Disaster Recovery Plans Lacking at a Majority of Hospitals: Report

Data storage vendor BridgeHead Software has released a report showing that only 26 percent of health IT executives surveyed have a tested disaster recovery plan in place at their organizations.

Health care organizations are not taking the steps they need to avoid data storage disasters, according to a new report by BridgeHead Software, a storage and management vendor.

For this survey, called the "BridgeHead Software International Healthcare Data Management Survey," the company interviewed 158 health care executives mostly in the United States and United Kingdom about their data-management plans. BridgeHead released the results of its survey on June 28.

Among priorities for health care IT leaders surveyed, 54.6 percent cited disaster recovery, followed by 53.7 percent for server virtualization and 49.2 percent for digitizing paper records.

Although 65 percent of health care executives reported that their data volumes had increased in the past year, only 26 percent had established a "robust, tried-and-tested" data recovery plan, BridgeHead reported.

This data growth was a key factor in IT budget increases for hospitals, according to the report.

In addition, 64 percent of organizations had a disaster recovery plan, but 38 percent hadn't tested it, the company said.

Data disasters could include a data breach, a natural disaster like a hurricane or a hardware failure.

"The one possibility that seems to worry health IT professionals more than any other is that important patient information can be irretrievably lost or damaged, whether because of negligence, a malicious hacking attack, a system outage or a disaster," the report stated.

For health care IT leaders, the biggest challenge is managing radiology images, such as X-rays, Magnetic Resonance Images and ultrasounds stored in picture archiving and communication systems (PACS), Jim Beagle, CEO of BridgeHead Software, told eWEEK.

Of the health care organizations surveyed, 32 percent planned to move to a new PACS within the next five years, BridgeHead reported.
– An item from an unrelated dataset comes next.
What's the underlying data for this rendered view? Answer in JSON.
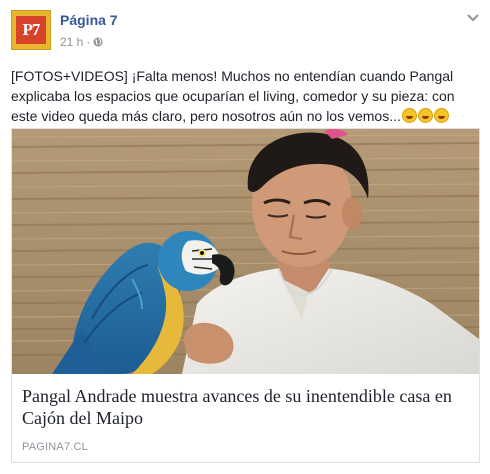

For 51.4 percent of health care IT leaders, a vendor-neutral platform will be a requirement for PACS systems.

After PACS images, electronic health records (EHRs) and scans of proof of identity documents also contributed to the data surge, the report revealed.
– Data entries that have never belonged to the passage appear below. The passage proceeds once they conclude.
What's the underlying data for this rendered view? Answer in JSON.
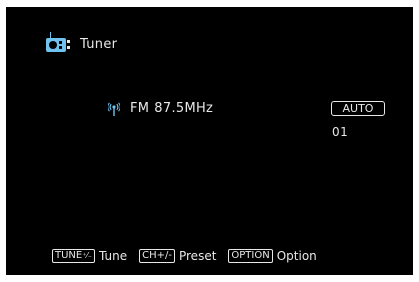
{
  "header": {
    "title": "Tuner",
    "icon": "radio-icon"
  },
  "station": {
    "band": "FM",
    "frequency": "87.5MHz",
    "icon": "antenna-icon"
  },
  "tuning": {
    "mode": "AUTO",
    "preset_number": "01"
  },
  "footer": {
    "tune_key": "TUNE",
    "tune_label": "Tune",
    "preset_key": "CH+/-",
    "preset_label": "Preset",
    "option_key": "OPTION",
    "option_label": "Option"
  },
  "colors": {
    "background": "#000000",
    "text": "#e8e8e8",
    "accent": "#6fc3ee"
  }
}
Data-management technologies lead to interoperability of data systems, reduce IT costs and increase IT efficiency, according to BridgeHead.

Other storage challenges for the health care industry are managing the data sets in ophthalmology and digital pathology, said Beagle. These silos of unstructured data are difficult for health care organizations to manage, noted John McCann, director of marketing for BridgeHead.
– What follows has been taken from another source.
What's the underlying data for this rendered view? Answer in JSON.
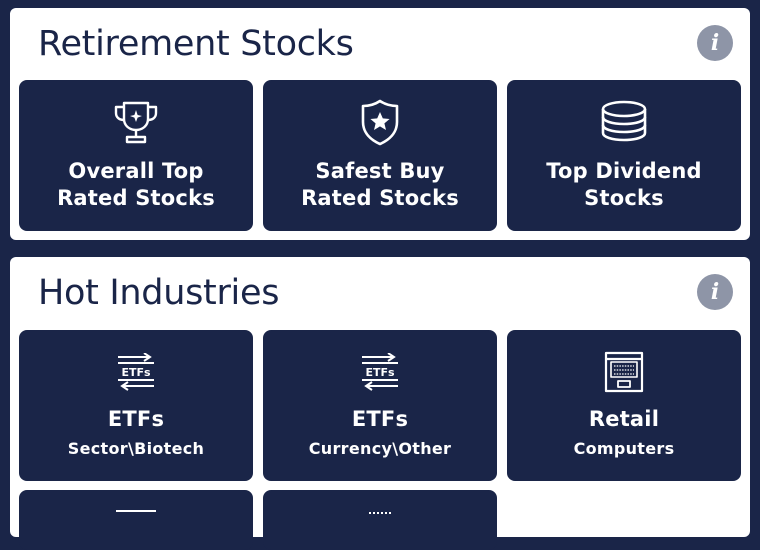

"They're moving from silos of departmental data and from disparate data sources, and as they continue to grow significantly larger, the IT professionals can take control of the responsibility for business continuity and disaster recovery for all applications and not just PACs," said Beagle.

Of the respondents, 45 percent of facilities planned to implement a major storage upgrade of 1 terabyte or more in the next year, according to the report.

Among those executives interviewed, 34.3 percent were IT directors, 33.6 percent were senior IT executives, 5.7 percent were PACS administrators and 3.6 percent were backup and storage executives.

Because backup and recovery takes more than 24 hours, hospital IT departments sometimes decide not to back up their systems on a regular basis, a practice that can be a recipe for unrecoverable disaster, said Beagle.

Of health IT leaders surveyed, they preferred private clouds over public clouds and were unlikely to adopt public clouds, according to BridgeHead. The health care industry generally has been slow to adopt cloud-based applications, according to a 2011 CDW report.

Despite the lack of growth in public cloud adoption by health care organizations, facilities need to be far enough apart in case a natural disaster like Hurricane Katrina destroys a hospital facility, said Beagle.

"You need to ensure that your physical location is at least 7 or 8 miles apart so that a natural disaster is unlikely to hit both of your physical data locations," said Beagle.

Better yet, a cloud bunker should be hundreds of miles away, said McCann.

An ideal disaster-prevention plan would involve a hybrid plan, with one copy of the data on-premise and the other in the cloud, said Beagle.